Make sure you have docker compose installed on your machine. I assume you have docker compose V2 but V1 should also do the job. We both know you are just as lazy as I am. So i will start with most important stuff:

How to run

1. Create compose.yml file and add content bellow

vim compose.yml

compose.yml :

services:
  spark-scala-notebook:
    build:
      context: .
      dockerfile: Dockerfile
      args:
        NB_UID: 1000
        NB_GID: 1000
    image: spark-scala-notebook:latest
    ports:
      - "8888:8888"
    environment:
      - JUPYTER_TOKEN=
    volumes:
      - ./work:/home/jovyan/work
    user: root
    command: >
      bash -c "
        chown -R jovyan:users /home/jovyan/work &&
        start-notebook.sh --NotebookApp.token=''
      "
    networks:
      - spark_network

networks:
  spark_network:
    driver: bridge

2. Compose it

execute the following command in the same file you created your compose.yml file

docker compose up

3. Start using Jupyter

notebook will be available at localhost:8888 link


About compose file

Good to know:

After work you can compose down this container with this command:

docker compose down 

All your notebooks are stored in work directory.
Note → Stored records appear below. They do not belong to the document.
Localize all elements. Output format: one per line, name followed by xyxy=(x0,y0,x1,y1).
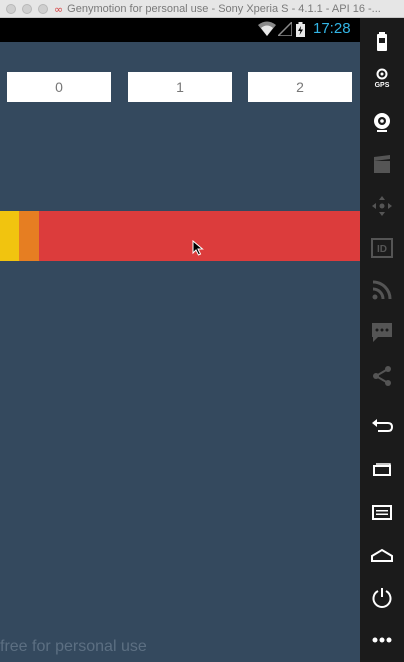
webcam-widget-button[interactable] xyxy=(368,108,396,136)
rss-icon xyxy=(372,280,392,300)
home-icon xyxy=(371,548,393,562)
window-title-area: ∞ Genymotion for personal use - Sony Xpe… xyxy=(54,0,404,18)
back-button[interactable] xyxy=(368,413,396,441)
wifi-icon xyxy=(258,21,276,36)
watermark-text: free for personal use xyxy=(0,638,147,655)
zoom-window-button[interactable] xyxy=(38,4,48,14)
more-icon xyxy=(372,637,392,643)
genymotion-logo-icon: ∞ xyxy=(54,2,64,16)
menu-icon xyxy=(372,505,392,520)
battery-widget-button[interactable] xyxy=(368,28,396,56)
network-widget-button[interactable] xyxy=(368,276,396,304)
button-2[interactable]: 2 xyxy=(248,72,352,102)
share-widget-button[interactable] xyxy=(368,362,396,390)
power-icon xyxy=(372,588,392,608)
webcam-icon xyxy=(374,113,390,132)
device-id-widget-button[interactable]: ID xyxy=(368,234,396,262)
battery-icon xyxy=(377,32,387,51)
power-button[interactable] xyxy=(368,584,396,612)
minimize-window-button[interactable] xyxy=(22,4,32,14)
svg-text:ID: ID xyxy=(377,244,387,255)
gps-label: GPS xyxy=(374,82,390,89)
share-icon xyxy=(373,366,391,386)
sms-widget-button[interactable] xyxy=(368,318,396,346)
sms-icon xyxy=(372,323,392,342)
progress-segment-orange xyxy=(19,211,39,261)
back-icon xyxy=(372,419,394,432)
capture-icon xyxy=(374,155,390,173)
dpad-icon xyxy=(372,196,392,216)
mouse-cursor-icon xyxy=(192,240,204,256)
gps-widget-button[interactable]: GPS xyxy=(368,66,396,94)
recent-apps-button[interactable] xyxy=(368,455,396,483)
window-title: Genymotion for personal use - Sony Xperi… xyxy=(67,3,381,15)
dpad-widget-button[interactable] xyxy=(368,192,396,220)
android-status-bar: 17:28 xyxy=(0,18,360,42)
button-1[interactable]: 1 xyxy=(128,72,232,102)
window-titlebar: ∞ Genymotion for personal use - Sony Xpe… xyxy=(0,0,404,18)
close-window-button[interactable] xyxy=(6,4,16,14)
status-time: 17:28 xyxy=(313,20,351,37)
menu-button[interactable] xyxy=(368,498,396,526)
emulator-screen[interactable]: 17:28 0 1 2 free for personal use xyxy=(0,18,360,662)
battery-status-icon xyxy=(296,22,305,37)
progress-bar[interactable] xyxy=(0,211,360,261)
progress-segment-yellow xyxy=(0,211,19,261)
capture-widget-button[interactable] xyxy=(368,150,396,178)
recent-apps-icon xyxy=(373,463,391,476)
more-button[interactable] xyxy=(368,626,396,654)
id-icon: ID xyxy=(371,238,393,258)
home-button[interactable] xyxy=(368,541,396,569)
button-0[interactable]: 0 xyxy=(7,72,111,102)
genymotion-toolbar: GPS ID xyxy=(360,18,404,662)
cell-signal-icon xyxy=(278,22,292,36)
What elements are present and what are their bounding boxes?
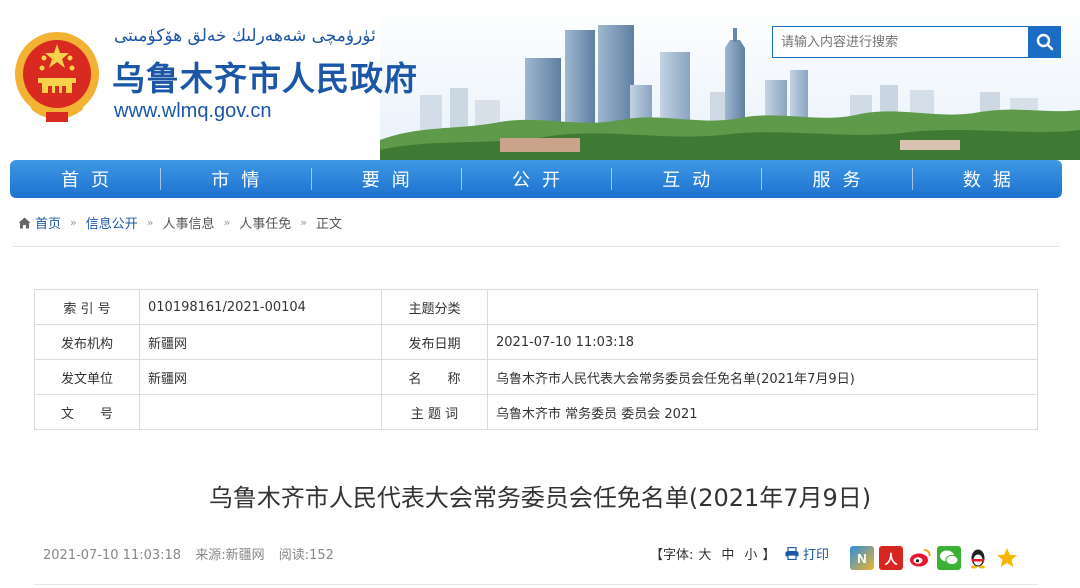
font-size-suffix: 】 (762, 548, 776, 563)
meta-value-category (487, 289, 1038, 325)
breadcrumb-separator-icon: » (300, 216, 307, 229)
meta-value-keywords: 乌鲁木齐市 常务委员 委员会 2021 (487, 394, 1038, 430)
article-title: 乌鲁木齐市人民代表大会常务委员会任免名单(2021年7月9日) (208, 484, 872, 512)
search-button[interactable] (1028, 26, 1061, 58)
nav-item-news[interactable]: 要闻 (310, 160, 461, 198)
document-meta-table: 索 引 号 010198161/2021-00104 主题分类 发布机构 新疆网… (34, 289, 1038, 430)
meta-label-publisher: 发布机构 (34, 324, 140, 360)
meta-label-publish-date: 发布日期 (381, 324, 488, 360)
renren-icon[interactable]: 人 (879, 546, 903, 570)
font-size-small-button[interactable]: 小 (744, 548, 757, 563)
breadcrumb-current: 正文 (316, 217, 343, 232)
main-nav: 首页 市情 要闻 公开 互动 服务 数据 (10, 160, 1062, 198)
meta-label-doc-number: 文 号 (34, 394, 140, 430)
article-views: 阅读:152 (278, 548, 334, 563)
site-url[interactable]: www.wlmq.gov.cn (114, 100, 271, 123)
nav-item-home[interactable]: 首页 (10, 160, 160, 198)
meta-label-keywords: 主 题 词 (381, 394, 488, 430)
meta-value-publish-date: 2021-07-10 11:03:18 (487, 324, 1038, 360)
article-date: 2021-07-10 11:03:18 (43, 548, 182, 563)
breadcrumb-separator-icon: » (223, 216, 231, 229)
breadcrumb-separator-icon: » (146, 216, 154, 229)
nav-item-public-info[interactable]: 公开 (460, 160, 611, 198)
font-size-medium-button[interactable]: 中 (721, 548, 734, 563)
nav-item-services[interactable]: 服务 (761, 160, 911, 198)
breadcrumb-info-public[interactable]: 信息公开 (86, 213, 138, 232)
national-emblem-icon (15, 32, 99, 122)
meta-value-doc-number (139, 394, 382, 430)
netease-icon[interactable]: N (850, 546, 874, 570)
meta-value-issuer: 新疆网 (139, 359, 382, 395)
breadcrumb-home[interactable]: 首页 (35, 213, 61, 232)
font-size-prefix: 【字体: (650, 548, 694, 563)
site-title[interactable]: 乌鲁木齐市人民政府 (112, 52, 418, 100)
nav-item-data[interactable]: 数据 (911, 160, 1062, 198)
table-row: 文 号 主 题 词 乌鲁木齐市 常务委员 委员会 2021 (34, 394, 1038, 430)
table-row: 索 引 号 010198161/2021-00104 主题分类 (34, 289, 1038, 325)
city-skyline-banner (380, 0, 1080, 160)
font-size-control: 【字体: 大中小】 (650, 544, 775, 563)
print-button[interactable]: 打印 (785, 544, 829, 563)
nav-item-interaction[interactable]: 互动 (611, 160, 761, 198)
meta-label-category: 主题分类 (381, 289, 488, 325)
breadcrumb-separator-icon: » (70, 216, 77, 229)
site-title-uyghur: ئۈرۈمچى شەھەرلىك خەلق ھۆكۈمىتى (114, 26, 376, 46)
printer-icon (785, 547, 799, 560)
site-header: ئۈرۈمچى شەھەرلىك خەلق ھۆكۈمىتى 乌鲁木齐市人民政府… (0, 0, 1080, 160)
table-row: 发文单位 新疆网 名 称 乌鲁木齐市人民代表大会常务委员会任免名单(2021年7… (34, 359, 1038, 395)
nav-item-city-info[interactable]: 市情 (160, 160, 310, 198)
meta-label-name: 名 称 (381, 359, 488, 395)
font-size-large-button[interactable]: 大 (698, 548, 711, 563)
qq-icon[interactable] (966, 546, 990, 570)
breadcrumb-divider (12, 246, 1060, 247)
breadcrumb: 首页 » 信息公开 » 人事信息 » 人事任免 » 正文 (18, 213, 342, 232)
breadcrumb-personnel-info[interactable]: 人事信息 (163, 213, 215, 232)
qzone-icon[interactable] (995, 546, 1019, 570)
meta-value-publisher: 新疆网 (139, 324, 382, 360)
article-meta-divider (34, 584, 1038, 585)
weibo-icon[interactable] (908, 546, 932, 570)
table-row: 发布机构 新疆网 发布日期 2021-07-10 11:03:18 (34, 324, 1038, 360)
share-bar: N 人 (850, 546, 1019, 570)
breadcrumb-appointments[interactable]: 人事任免 (239, 213, 291, 232)
article-source: 来源:新疆网 (195, 548, 265, 563)
meta-label-issuer: 发文单位 (34, 359, 140, 395)
article-meta: 2021-07-10 11:03:18 来源:新疆网 阅读:152 (43, 544, 344, 563)
home-icon (18, 217, 31, 228)
search-icon (1036, 33, 1053, 51)
meta-value-index: 010198161/2021-00104 (139, 289, 382, 325)
wechat-icon[interactable] (937, 546, 961, 570)
meta-value-name: 乌鲁木齐市人民代表大会常务委员会任免名单(2021年7月9日) (487, 359, 1038, 395)
search-input[interactable] (772, 26, 1029, 58)
print-label: 打印 (803, 548, 830, 563)
meta-label-index: 索 引 号 (34, 289, 140, 325)
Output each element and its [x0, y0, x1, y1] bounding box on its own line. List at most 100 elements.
This directory is created when you run docker compose for the first time

Explaining weird stuff in compose.yml

NB_UID: 1000 — user ID for the notebook user.
NB_GID: 1000 — group ID for the notebook user.
command: keyword overrides the container’s default command with a shell script:

    command: >
      bash -c "
        chown -R jovyan:users /home/jovyan/work &&
        start-notebook.sh --NotebookApp.token=''
      "

First, it ensures that the work directory is owned by the jovyan user (used inside the notebook). Then, it starts the Jupyter notebook server with no token (no auth).